The approval followed eight-week double-blind placebo-controlled studies of vortioxetine’s effects on cognitive function in adults aged 18–65 who have depression. The studies were known as FOCUS and CONNECT. Patients received either 10mg/day, 20mg/day, or placebo. Those who took vortioxetine showed improvement on the Digit Symbol Substitution Test, a measure of processing speed, in addition to improvement in their depression.
Editor’s Note: This is the first time the FDA has approved labeling that describes an antidepressant as improving aspects of cognition in depression.

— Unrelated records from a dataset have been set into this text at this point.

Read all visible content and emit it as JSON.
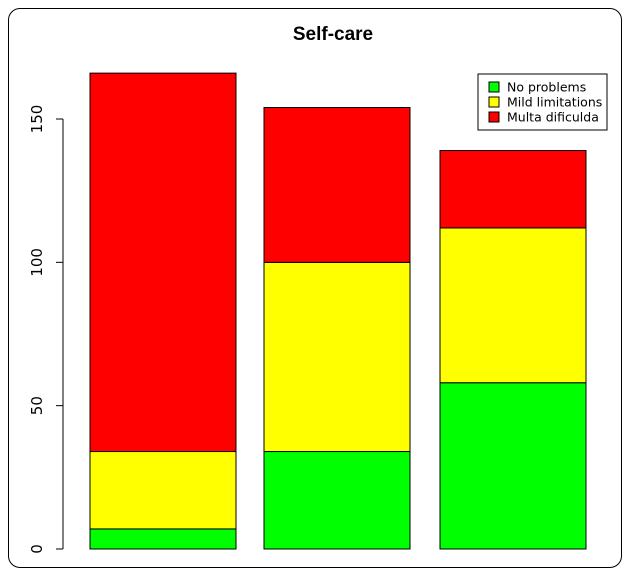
{
  "chart_data": {
    "type": "bar",
    "stacked": true,
    "title": "Self-care",
    "xlabel": "",
    "ylabel": "",
    "categories": [
      "",
      "",
      ""
    ],
    "ylim": [
      0,
      170
    ],
    "yticks": [
      "0",
      "50",
      "100",
      "150"
    ],
    "series": [
      {
        "name": "No problems",
        "color": "#00ff00",
        "values": [
          7,
          34,
          58
        ]
      },
      {
        "name": "Mild limitations",
        "color": "#ffff00",
        "values": [
          27,
          66,
          54
        ]
      },
      {
        "name": "Multa dificulda",
        "color": "#ff0000",
        "values": [
          132,
          54,
          27
        ]
      }
    ],
    "legend_position": "top-right",
    "grid": false
  }
}
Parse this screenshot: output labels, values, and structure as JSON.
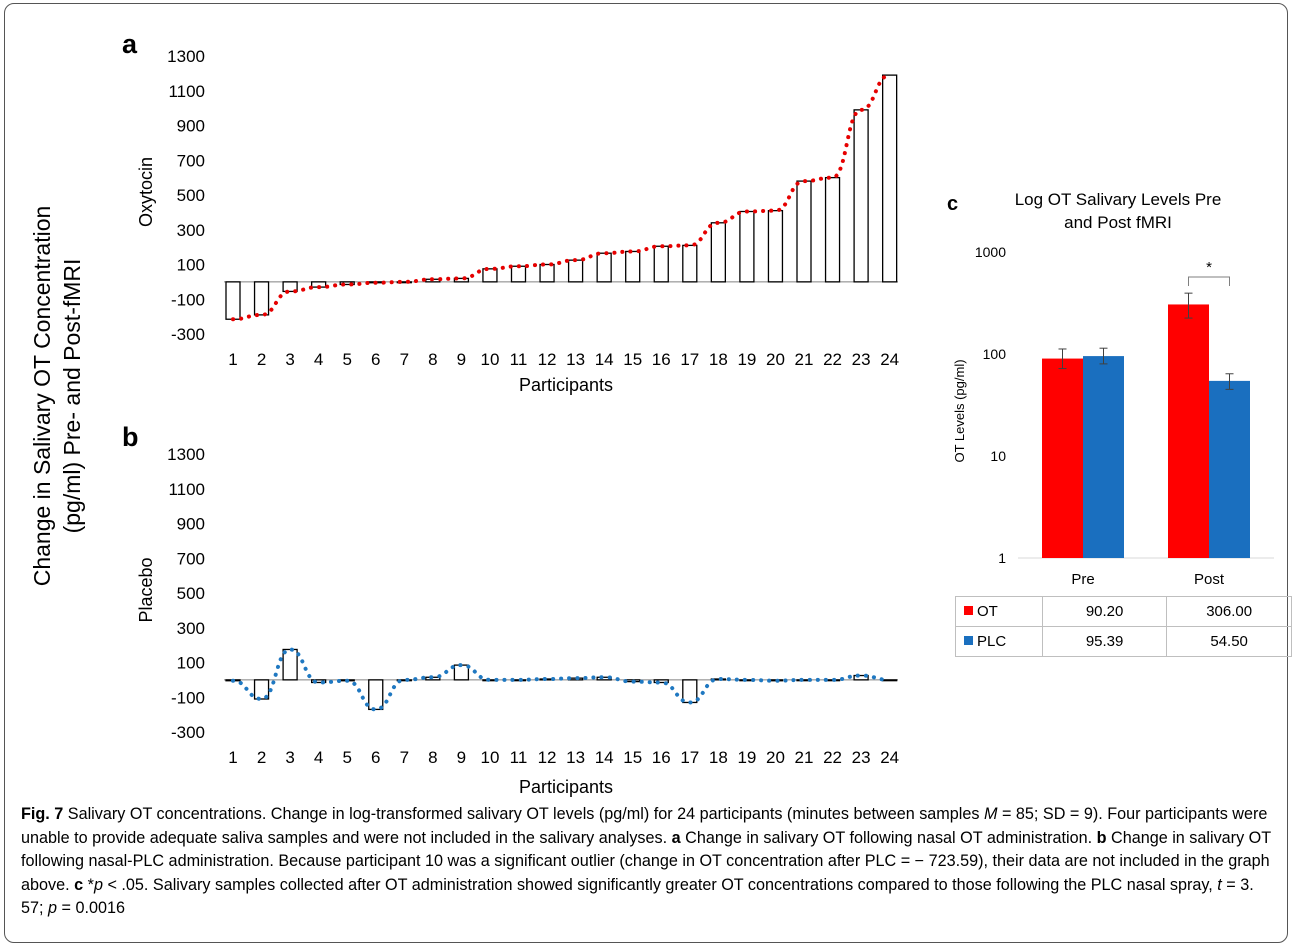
{
  "figure": {
    "y_axis_title_lines": [
      "Change in Salivary OT Concentration",
      "(pg/ml) Pre- and Post-fMRI"
    ],
    "caption": {
      "fig_label": "Fig. 7",
      "text_1": " Salivary OT concentrations. Change in log-transformed salivary OT levels (pg/ml) for 24 participants (minutes between samples ",
      "m_symbol": "M",
      "text_2": " = 85; SD = 9). Four participants were unable to provide adequate saliva samples and were not included in the salivary analyses. ",
      "a_label": "a",
      "text_a": " Change in salivary OT following nasal OT administration. ",
      "b_label": "b",
      "text_b": " Change in salivary OT following nasal-PLC administration. Because participant 10 was a significant outlier (change in OT concentration after PLC = − 723.59), their data are not included in the graph above. ",
      "c_label": "c",
      "text_c1": " *",
      "p_symbol": "p",
      "text_c2": " < .05. Salivary samples collected after OT administration showed significantly greater OT concentrations compared to those following the PLC nasal spray, ",
      "t_symbol": "t",
      "text_c3": " = 3. 57; ",
      "p_symbol2": "p",
      "text_c4": " = 0.0016"
    }
  },
  "chart_data": [
    {
      "panel": "a",
      "type": "bar",
      "series_label": "Oxytocin",
      "series_color": "#e60000",
      "xlabel": "Participants",
      "categories": [
        "1",
        "2",
        "3",
        "4",
        "5",
        "6",
        "7",
        "8",
        "9",
        "10",
        "11",
        "12",
        "13",
        "14",
        "15",
        "16",
        "17",
        "18",
        "19",
        "20",
        "21",
        "22",
        "23",
        "24"
      ],
      "values": [
        -215,
        -190,
        -55,
        -30,
        -15,
        -5,
        0,
        15,
        20,
        75,
        90,
        100,
        125,
        165,
        175,
        205,
        210,
        340,
        405,
        410,
        580,
        600,
        990,
        1190
      ],
      "ylim": [
        -300,
        1300
      ],
      "yticks": [
        "1300",
        "1100",
        "900",
        "700",
        "500",
        "300",
        "100",
        "-100",
        "-300"
      ]
    },
    {
      "panel": "b",
      "type": "bar",
      "series_label": "Placebo",
      "series_color": "#1f78c1",
      "xlabel": "Participants",
      "categories": [
        "1",
        "2",
        "3",
        "4",
        "5",
        "6",
        "7",
        "8",
        "9",
        "10",
        "11",
        "12",
        "13",
        "14",
        "15",
        "16",
        "17",
        "18",
        "19",
        "20",
        "21",
        "22",
        "23",
        "24"
      ],
      "values": [
        -5,
        -110,
        175,
        -15,
        -5,
        -170,
        0,
        15,
        85,
        0,
        0,
        5,
        10,
        15,
        -10,
        -15,
        -130,
        5,
        0,
        -5,
        0,
        0,
        25,
        0
      ],
      "ylim": [
        -300,
        1300
      ],
      "yticks": [
        "1300",
        "1100",
        "900",
        "700",
        "500",
        "300",
        "100",
        "-100",
        "-300"
      ]
    },
    {
      "panel": "c",
      "type": "bar",
      "title_lines": [
        "Log OT Salivary Levels Pre",
        "and Post fMRI"
      ],
      "ylabel": "OT Levels (pg/ml)",
      "y_scale": "log",
      "ylim": [
        1,
        1000
      ],
      "yticks": [
        "1000",
        "100",
        "10",
        "1"
      ],
      "categories": [
        "Pre",
        "Post"
      ],
      "series": [
        {
          "name": "OT",
          "color": "#ff0000",
          "values": [
            90.2,
            306.0
          ],
          "errors": [
            [
              72,
              112
            ],
            [
              225,
              395
            ]
          ]
        },
        {
          "name": "PLC",
          "color": "#1a6fbf",
          "values": [
            95.39,
            54.5
          ],
          "errors": [
            [
              80,
              114
            ],
            [
              45,
              64
            ]
          ]
        }
      ],
      "table_values": [
        [
          "90.20",
          "306.00"
        ],
        [
          "95.39",
          "54.50"
        ]
      ],
      "significance": "*"
    }
  ]
}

Cognition is impaired in many patients with depression, such that this component of the drug’s effects could be of clinical importance. Among the 5 serotonin (5HT) receptor effects of the drug (in addition to the traditional blockade of serotonin reuptake shared by all selective serotonin reuptake inhibitor antidepressants (SSRIs)), it is likely that vortioxetine’s effects in blocking 5HT-3 and 5HT-7 receptors are important to the drug’s effects on processing speed.